Pure genius. Even with his explanation of the problem domain, I have no idea abo...

nomel · on Jan 10, 2019

I don't understand this. Could someone give a quick explanation? Specifically, why changing the cost function helps?

Is the point that the cost functions have incompatible gradients around local minima/different local minima?

dzdt · on Jan 10, 2019

Is the point that the cost functions have incompatible gradients around local minima/different local minima?

I think that is part of it: the different cost functions can have different local minima and also different saddle points; ideally even different ridge/valley configurations.

In machine learning there is a well-known technique called Stochastic Gradient Descent (SGD) [1]. There the cost function is the sum of a very large number of terms reflecting how well each element of the training set has been reproduced.

With SGD the optimisation steps use randomly chosen cost functions which are obtained by choosing a random subset of the training set.

I had thought the advantage of SGD was purely in saved computation: by computing the approximate cost function on only a small batch you have only a tiny fraction of the computational expense. That if you could use larger batches it would always help the convergence.

This demo writeup makes me realize there may be a benefit from the randomness. Different cost functions may have different local minima, different saddles, different ridges.
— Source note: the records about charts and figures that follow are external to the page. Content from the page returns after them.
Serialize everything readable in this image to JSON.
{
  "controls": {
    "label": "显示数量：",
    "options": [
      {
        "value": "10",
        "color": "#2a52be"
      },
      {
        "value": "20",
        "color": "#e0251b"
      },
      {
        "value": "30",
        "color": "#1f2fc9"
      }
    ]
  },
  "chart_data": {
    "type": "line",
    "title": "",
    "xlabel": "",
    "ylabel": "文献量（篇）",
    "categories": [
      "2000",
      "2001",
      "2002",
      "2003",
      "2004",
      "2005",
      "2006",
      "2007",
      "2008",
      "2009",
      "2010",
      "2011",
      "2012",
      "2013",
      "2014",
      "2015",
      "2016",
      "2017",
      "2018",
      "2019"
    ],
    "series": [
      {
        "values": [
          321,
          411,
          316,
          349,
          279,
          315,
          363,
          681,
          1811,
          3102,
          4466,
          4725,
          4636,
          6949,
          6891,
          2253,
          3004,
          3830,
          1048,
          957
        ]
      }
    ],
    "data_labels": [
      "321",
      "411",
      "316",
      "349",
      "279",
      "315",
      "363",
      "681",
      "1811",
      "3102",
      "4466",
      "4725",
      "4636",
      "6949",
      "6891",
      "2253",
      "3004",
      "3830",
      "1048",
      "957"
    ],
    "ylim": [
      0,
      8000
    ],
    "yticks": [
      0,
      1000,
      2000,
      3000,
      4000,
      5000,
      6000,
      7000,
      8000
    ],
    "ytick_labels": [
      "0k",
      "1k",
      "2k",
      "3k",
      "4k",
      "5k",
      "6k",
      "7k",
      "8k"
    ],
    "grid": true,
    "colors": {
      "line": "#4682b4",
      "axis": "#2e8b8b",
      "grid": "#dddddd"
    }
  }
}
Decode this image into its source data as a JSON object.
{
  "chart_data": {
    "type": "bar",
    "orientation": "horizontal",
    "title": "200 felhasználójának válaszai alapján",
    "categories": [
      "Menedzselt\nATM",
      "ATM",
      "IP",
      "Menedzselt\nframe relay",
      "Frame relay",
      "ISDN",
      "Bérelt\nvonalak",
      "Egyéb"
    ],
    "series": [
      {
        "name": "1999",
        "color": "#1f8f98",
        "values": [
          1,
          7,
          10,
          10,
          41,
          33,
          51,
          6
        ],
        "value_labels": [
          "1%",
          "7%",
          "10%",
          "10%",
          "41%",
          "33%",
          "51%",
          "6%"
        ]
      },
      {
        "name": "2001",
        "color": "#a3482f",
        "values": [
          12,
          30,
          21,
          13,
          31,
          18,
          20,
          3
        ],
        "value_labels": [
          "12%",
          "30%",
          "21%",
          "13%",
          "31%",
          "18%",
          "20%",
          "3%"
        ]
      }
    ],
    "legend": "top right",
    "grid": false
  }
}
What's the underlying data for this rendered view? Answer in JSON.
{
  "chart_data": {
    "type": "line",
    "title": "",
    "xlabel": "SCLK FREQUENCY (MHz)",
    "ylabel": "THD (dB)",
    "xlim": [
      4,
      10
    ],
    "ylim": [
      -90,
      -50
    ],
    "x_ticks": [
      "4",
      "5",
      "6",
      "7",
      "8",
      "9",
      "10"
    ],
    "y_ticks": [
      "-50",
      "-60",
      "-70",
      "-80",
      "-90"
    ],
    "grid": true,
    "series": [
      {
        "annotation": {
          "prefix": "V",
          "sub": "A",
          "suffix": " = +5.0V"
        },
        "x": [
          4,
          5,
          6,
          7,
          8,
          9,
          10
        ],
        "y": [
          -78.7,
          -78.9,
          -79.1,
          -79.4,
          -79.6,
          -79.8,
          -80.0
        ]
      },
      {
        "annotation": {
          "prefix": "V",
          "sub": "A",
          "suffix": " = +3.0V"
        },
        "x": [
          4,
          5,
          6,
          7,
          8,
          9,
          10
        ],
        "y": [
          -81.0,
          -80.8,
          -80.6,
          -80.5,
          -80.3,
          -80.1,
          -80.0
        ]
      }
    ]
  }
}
That helps you not get stuck or even slowed at these points.

[1] https://en.m.wikipedia.org/wiki/Stochastic_gradient_descent

Lerc · on Jan 10, 2019

I gather that's the idea, but mean squared error and mean absolute error are fairly correlated, so I'm not sure if that would be an advantage or disadvantage.

I'm running a MSE hill climbing thing at the moment, I might give it a go and see if it helps.

tlarkworthy · on Jan 10, 2019

My guess is the random that helps. Noisey hill climbing is a technique (simulated annealing) to address local optima.

lbj · on Jan 10, 2019

Ah, now that makes sense.

pygy_ · on Jan 10, 2019

That was also my understanding.